You’ve forgotten point number six: if you open up content to users some WILL create in-game penises. It’s inevitable.
“You’ve forgotten point number six: if you open up content to users some WILL create in-game penises.”
I don’t know – the public’s unerring tendency to insert indecent imagery into every single facet of user-generated content, actually reinvigorates my faith in humanity.
Anyone who didn’t chuckle at that at least once is a liar, but I’m getting a bit bored of it now. Let’s be a bit more imaginative. How about a sex swing in LittleBigPlanet?

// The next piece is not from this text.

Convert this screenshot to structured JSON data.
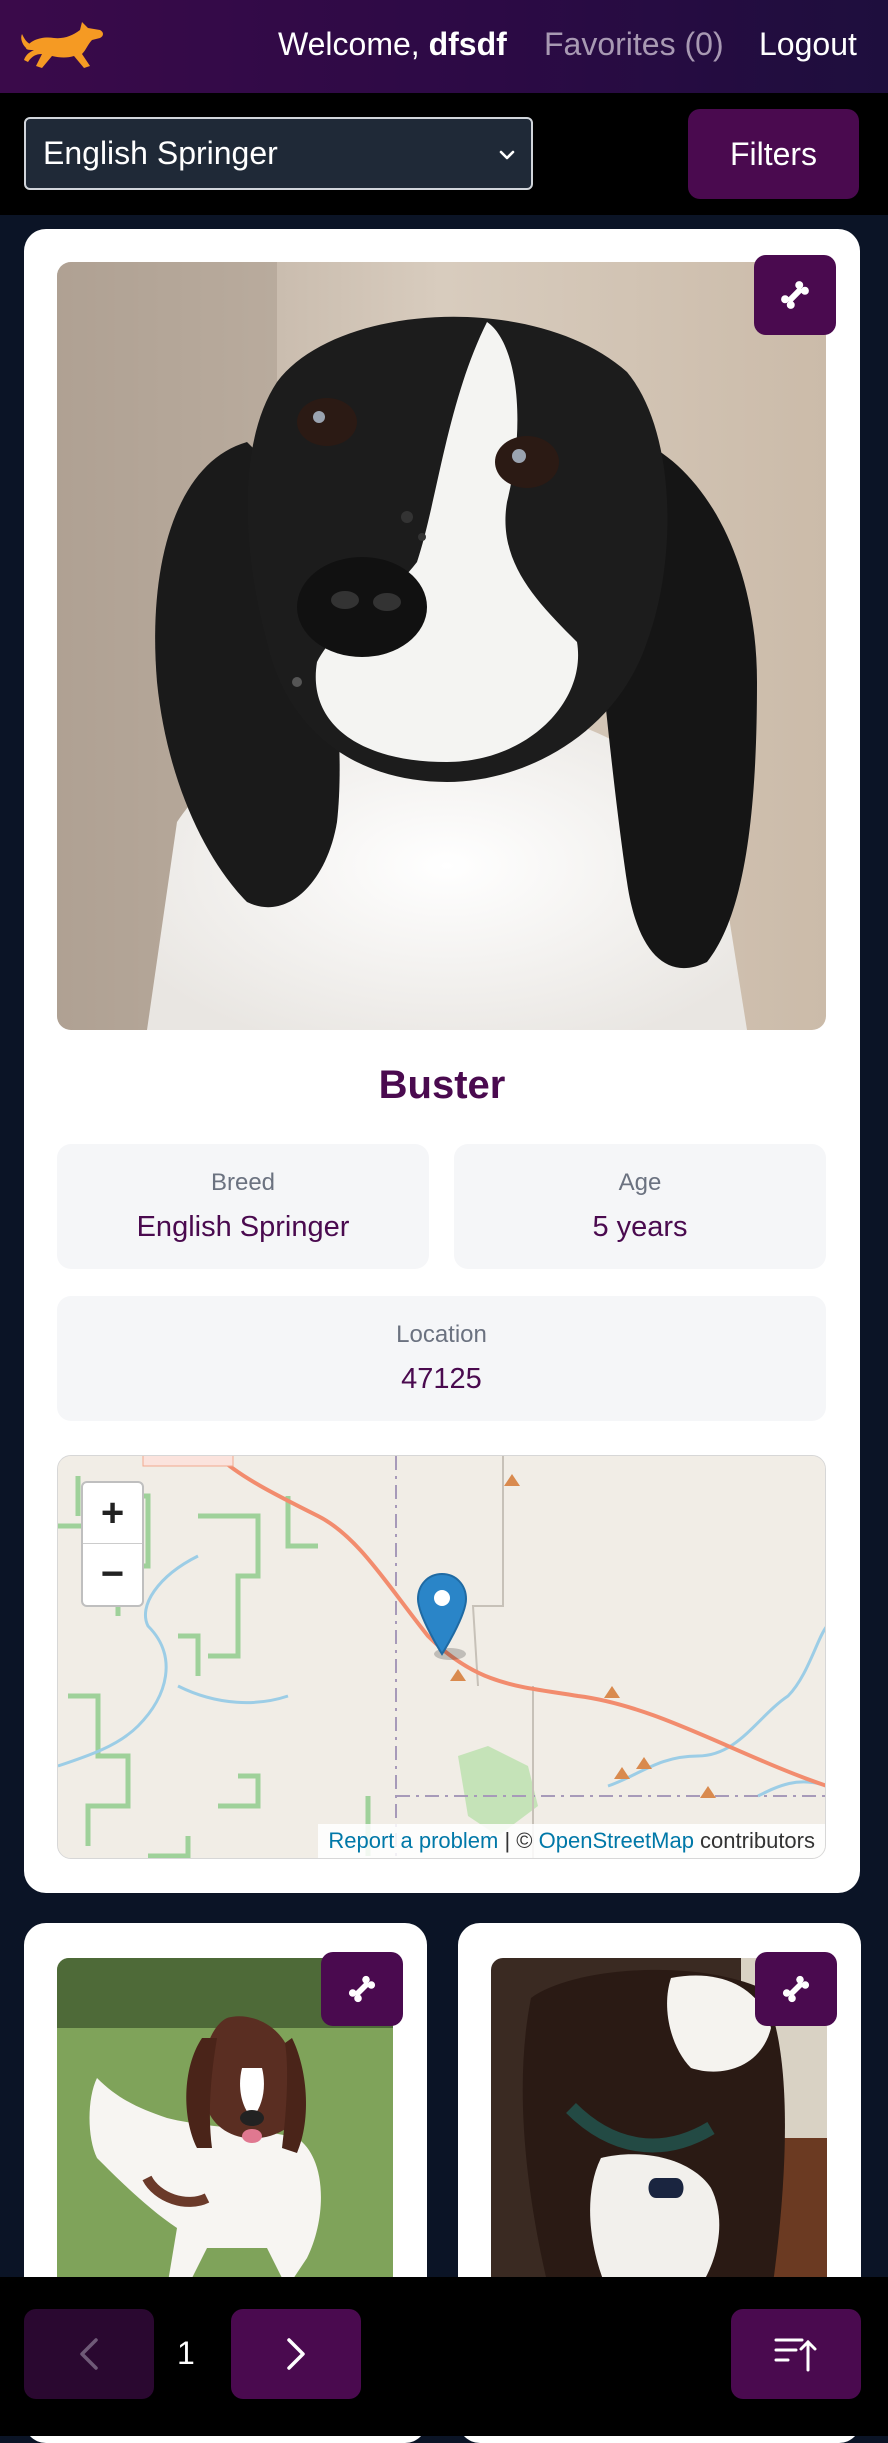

I’m all for a bit of user-generated smut – and it saddens me that the games industry is so scared of it/anything with a whiff of controversy.
Just let users rate their own content, and each others. So people can sign up to the level of content they feel comfortable with. And have a banhammer for racist, homophobic etc. content. Or should even that stuff be allowed, just clearly marked and rated as such?
In a recent article for SLentrepreneur Magazine (http://tiny.cc/d3ZB1) I outlined four elements of a virtual world that developers need to address in order for that environment to flourish: Communication, Commerce, Construction, and Constitution. Lively is/was not particularly good at allowing for folks to construct items and sell them. There is/was no significant system of exchange where items could be transacted.
Far from being, as you seem to suggest, a “chore” for people, the potential to create items is critical. Allowing folks to then own those items also ensures that people become vested in their experience. And “creating” includes creating your own character. Winning “points” to enhance your status/gain new weapons/beat the boss is just another form of economic exchange where the “points” act like money.
Just an observation – don’t want to post a 20-page thesis
I agree. On paper UGC sounds great, but in practice it often gets in the way of a good game. I loved the idea of Spore, for instance, but since I couldn’t be bothered to design the intricacies of my species cars and buildings, I whizzed through those parts of the game and quickly got bored. I haven’t played it since those first two days. Once I got to the space stage, the ‘evolution’ bit seemed to have finished, just leaving me to design weirder and wonderfuller space ships, that actually have no bearing on the game! Maybe I’m missing the point, or maybe I’m just not that creative!
Sigmund,
I genuinely believe in some game environments and in some ways, generating your own content is part of the enjoyment. But I guess one of the things I feel about UGC is that it’s not “real” creation. The amount of time some of us put into scripting animations in Second Life would be better put into going and writing a book or scripting a game or their own animation series. In other words, something that didn’t just reflect on someone else’s game world.
So yes, all too often, it is just a “chore” – a virtual cubicle job where you’re grafting for “the man”. When actually, all that creative energy and vitality would be better for you and the world spent elsewhere.
I think user-generated content will be very key in virtual worlds, but you’re right in that it really makes sense only when you start thinking beyond games and levels.
So “it’s not a game level it’s just a jacket” makes perfect sense if the thing you really want is a game level. But “it’s not a game level it’s just an art gallery / jetski / tropical island / danceclub / university / philosophy discussion / giant octopus / vampire RP game / wedding dress” seems kind of silly once your head is no longer in the “it has to be a game with levels” space.
User-generated content may not be the best way to get new games levels. But imho it is definitely the best way to get *everything*…
Dale,
Where I think user-generated content does work brilliantly is in terms of generating stuff that mainstream games companies don’t want to bother making. Whether that’s vampire weddings or giant octopus jetskis. But what I think borders on taking your fans for a ride is when user-generated content is used instead of good in-house generated content. In essence, I didn’t find Maxis’ Spore creatures particularly brilliant – and they should have been in that game. There was the sense that they plopped out a few random creatures to get the ball rolling, then expected users to generate better stuff (which they did).